Samco Testimonial

SAMCO System
Nurtures Bumper Maize
Crop at High Altitude

CLARK PETERS FARMS LTD, STRATFORD

 

Family

Pictured above: Taranaki farmers Kevin Clark, Shelley Clark, Bev Peters and Ross Clark

Growing a prolific maize crop at high altitude has become more of a certainty for Taranaki Dairy Farmer Ross Clark when using the SAMCO System to protect young plants.

Planted under OXO-biodegradable SAMCO film, the result was a bumper silage harvest, huge savings on feed costs and an extended milking season on the eastern slopes of Mt Taranaki.

Ross says their surplus of maize silage from a crop sown under SAMCO's OXO-biodegradable film helped extend the herd's days in milk 19 days beyond the usual May 20 end to Stratford's dairy season.

"It had good strong cobs and was an amazing crop," says Ross, who is aiming for a bigger harvest for the coming season with 20 ha of maize to be planted under SAMCO film in early October.

In partnership with his wife Shelley and her mother Bev Peters, the 2014 - 15 season was their first on the 250 ha (effective) farm, at 400 metres above sea level, where the benefit of good rainfall and shelter from coastal westerlies is limited by the early onset of winter and cold spring conditions.
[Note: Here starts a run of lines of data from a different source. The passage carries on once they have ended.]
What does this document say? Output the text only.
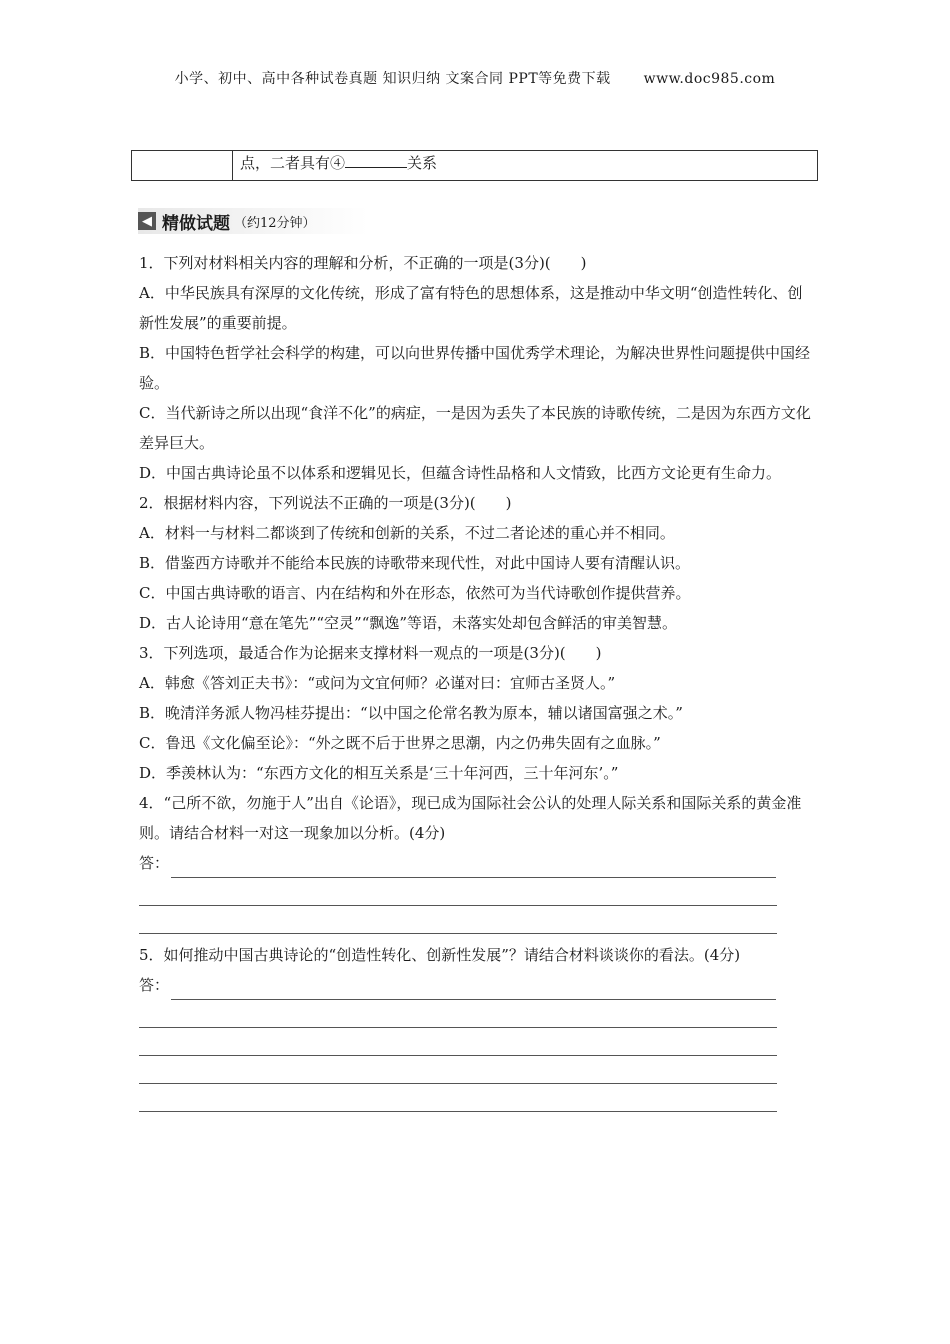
小学、初中、高中各种试卷真题 知识归纳 文案合同 PPT等免费下载 www.doc985.com
点，二者具有④	关系
◀ 精做试题 （约12分钟）

1．下列对材料相关内容的理解和分析，不正确的一项是(3分)(　　)

A．中华民族具有深厚的文化传统，形成了富有特色的思想体系，这是推动中华文明“创造性转化、创新性发展”的重要前提。

B．中国特色哲学社会科学的构建，可以向世界传播中国优秀学术理论，为解决世界性问题提供中国经验。

C．当代新诗之所以出现“食洋不化”的病症，一是因为丢失了本民族的诗歌传统，二是因为东西方文化差异巨大。

D．中国古典诗论虽不以体系和逻辑见长，但蕴含诗性品格和人文情致，比西方文论更有生命力。

2．根据材料内容，下列说法不正确的一项是(3分)(　　)

A．材料一与材料二都谈到了传统和创新的关系，不过二者论述的重心并不相同。

B．借鉴西方诗歌并不能给本民族的诗歌带来现代性，对此中国诗人要有清醒认识。

C．中国古典诗歌的语言、内在结构和外在形态，依然可为当代诗歌创作提供营养。

D．古人论诗用“意在笔先”“空灵”“飘逸”等语，未落实处却包含鲜活的审美智慧。

3．下列选项，最适合作为论据来支撑材料一观点的一项是(3分)(　　)

A．韩愈《答刘正夫书》：“或问为文宜何师？必谨对曰：宜师古圣贤人。”

B．晚清洋务派人物冯桂芬提出：“以中国之伦常名教为原本，辅以诸国富强之术。”

C．鲁迅《文化偏至论》：“外之既不后于世界之思潮，内之仍弗失固有之血脉。”

D．季羡林认为：“东西方文化的相互关系是‘三十年河西，三十年河东’。”

4．“己所不欲，勿施于人”出自《论语》，现已成为国际社会公认的处理人际关系和国际关系的黄金准则。请结合材料一对这一现象加以分析。(4分)

答：

5．如何推动中国古典诗论的“创造性转化、创新性发展”？请结合材料谈谈你的看法。(4分)

答：
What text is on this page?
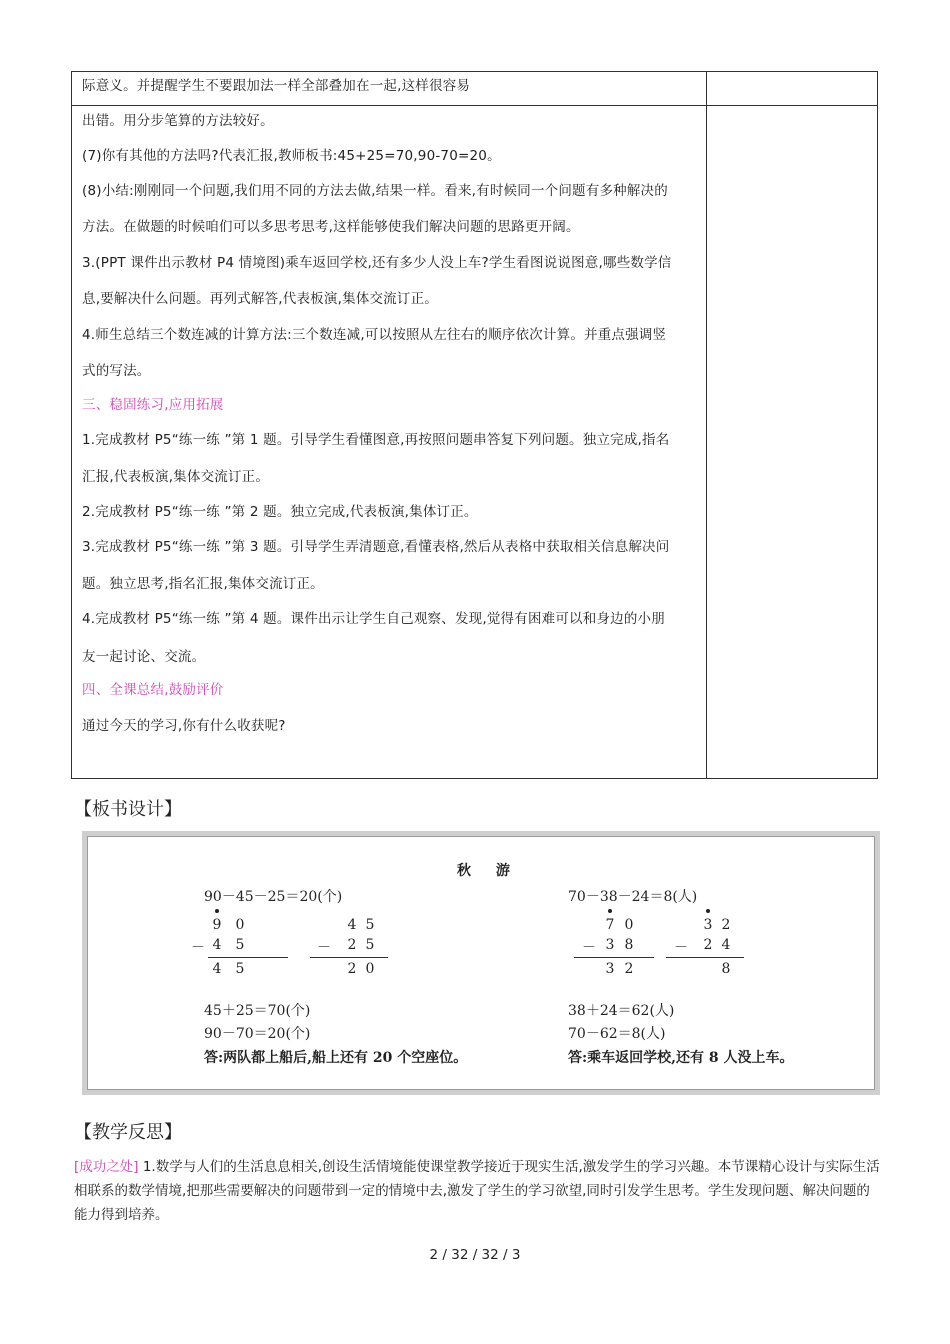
际意义。并提醒学生不要跟加法一样全部叠加在一起,这样很容易
出错。用分步笔算的方法较好。
(7)你有其他的方法吗?代表汇报,教师板书:45+25=70,90-70=20。
(8)小结:刚刚同一个问题,我们用不同的方法去做,结果一样。看来,有时候同一个问题有多种解决的
方法。在做题的时候咱们可以多思考思考,这样能够使我们解决问题的思路更开阔。
3.(PPT 课件出示教材 P4 情境图)乘车返回学校,还有多少人没上车?学生看图说说图意,哪些数学信
息,要解决什么问题。再列式解答,代表板演,集体交流订正。
4.师生总结三个数连减的计算方法:三个数连减,可以按照从左往右的顺序依次计算。并重点强调竖
式的写法。
三、稳固练习,应用拓展
1.完成教材 P5“练一练 ”第 1 题。引导学生看懂图意,再按照问题串答复下列问题。独立完成,指名
汇报,代表板演,集体交流订正。
2.完成教材 P5“练一练 ”第 2 题。独立完成,代表板演,集体订正。
3.完成教材 P5“练一练 ”第 3 题。引导学生弄清题意,看懂表格,然后从表格中获取相关信息解决问
题。独立思考,指名汇报,集体交流订正。
4.完成教材 P5“练一练 ”第 4 题。课件出示让学生自己观察、发现,觉得有困难可以和身边的小朋
友一起讨论、交流。
四、全课总结,鼓励评价
通过今天的学习,你有什么收获呢?
【板书设计】
秋 游
90－45－25＝20(个)
9 0
－ 4 5
4 5
4 5
－ 2 5
2 0
45＋25＝70(个)
90－70＝20(个)
答:两队都上船后,船上还有 20 个空座位。
70－38－24＝8(人)
7 0
－ 3 8
3 2
3 2
－ 2 4
8
38＋24＝62(人)
70－62＝8(人)
答:乘车返回学校,还有 8 人没上车。
【教学反思】
[成功之处] 1.数学与人们的生活息息相关,创设生活情境能使课堂教学接近于现实生活,激发学生的学习兴趣。本节课精心设计与实际生活相联系的数学情境,把那些需要解决的问题带到一定的情境中去,激发了学生的学习欲望,同时引发学生思考。学生发现问题、解决问题的能力得到培养。
2 / 32 / 32 / 3
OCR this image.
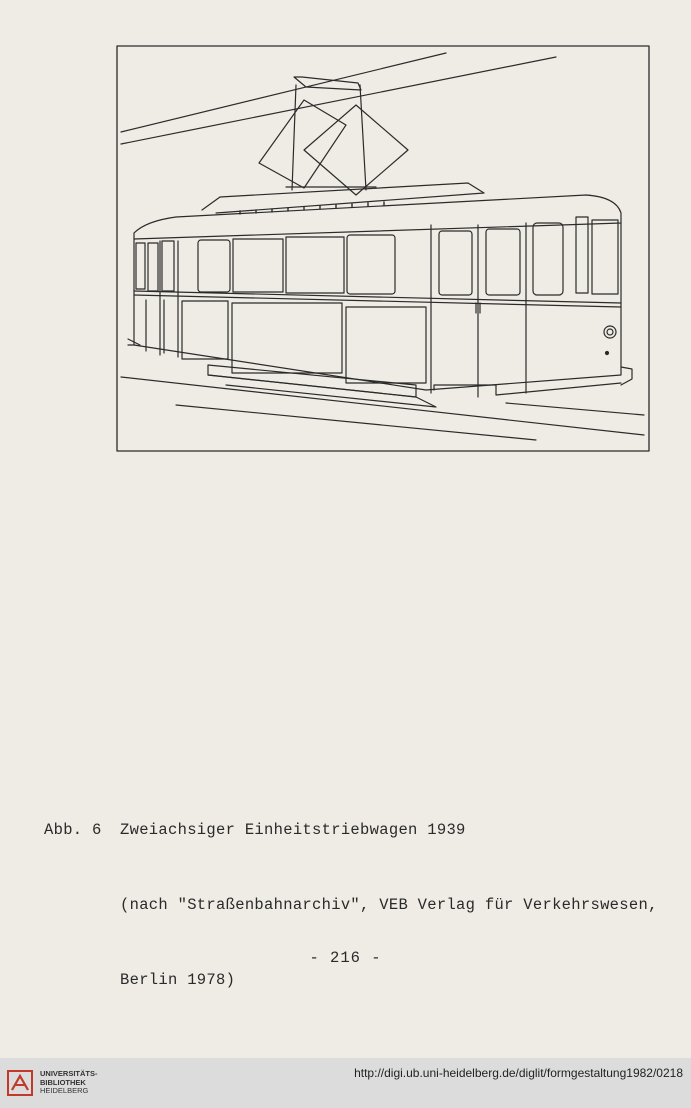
Abb. 6 Zweiachsiger Einheitstriebwagen 1939

(nach "Straßenbahnarchiv", VEB Verlag für Verkehrswesen,

Berlin 1978)

- 216 -
UNIVERSITÄTS-
BIBLIOTHEK
HEIDELBERG
http://digi.ub.uni-heidelberg.de/diglit/formgestaltung1982/0218
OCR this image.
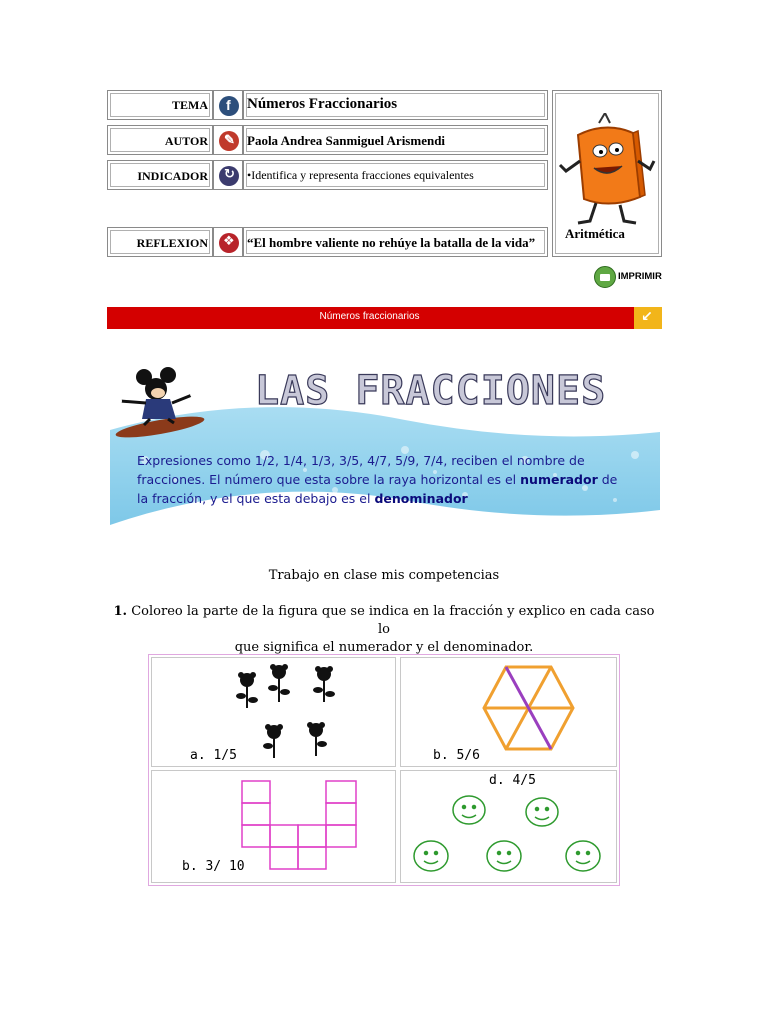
TEMA f Números Fraccionarios
AUTOR ✎ Paola Andrea Sanmiguel Arismendi
INDICADOR ↻ •Identifica y representa fracciones equivalentes
REFLEXION ❖ “El hombre valiente no rehúye la batalla de la vida”
Aritmética
IMPRIMIR
Números fraccionarios	↙
LAS FRACCIONES
Expresiones como 1/2, 1/4, 1/3, 3/5, 4/7, 5/9, 7/4, reciben el nombre de
fracciones. El número que esta sobre la raya horizontal es el numerador de
la fracción, y el que esta debajo es el denominador
Trabajo en clase mis competencias
1. Coloreo la parte de la figura que se indica en la fracción y explico en cada caso lo
que significa el numerador y el denominador.
a. 1/5	b. 5/6
b. 3/ 10
d. 4/5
Maize is not usually planted until almost November but the trial crop was planted, sprayed and covered by a SAMCO 3-in-1 planting machine a month early to allow a longer maturing and higher yielding hybrid to be grown.

"The crop was planted in the first week of October and it was quite amazing to see it up within five days. The film acts like a little glasshouse and three weeks later the plants are poking through it."

Ross and his brother Kevin, who manages the 600-cow farm while Ross sharemilks on another farm, had expected a yield of 14 tDM/ha but hoped for more.

"I thought if we could get 18 tonne we would be happy," says Ross, whose trial was conducted under the guidance of their local Pioneer representative, Kim Sharpe.

The 3 ha trial harvest weighed out at 26 tDM/ha, almost double the yield considered achievable at this altitude. A further 12 ha was grown in wetter paddocks, but not as part of the trial and yielded an estimated 20 – 22 tDM/ha.

The brothers were impressed, as was their farmers' discussion group and Ross says there's good interest in a repeat of the exercise with Pioneer® brand P9400 as well as a shorter maturing hybrid for an earlier harvest and consequently earlier start to regrassing the crop area.

"The trial harvest was during the first week of April and the first of it went straight into the mixer wagon with grass silage and palm kernel to feed to the cows. It had heaps of grain and was the best maize silage I have grown."

Ross says the cost of their home-grown maize for silage was about 10 c/kgDM less than bought-in maize and their total saving for an estimated 280 tDM would be at least $28,000.

There was no film residue from the SAMCO System as it was breaking down four months after planting "and nothing was left when we started to put it back into grass."

Last season they produced 270,000 kgMS – an average of 450 kgMS/cow, which was well ahead of the Stratford average of 369 kgMS/cow. For the coming season the Clark brothers are targeting 500 kgMS/cow.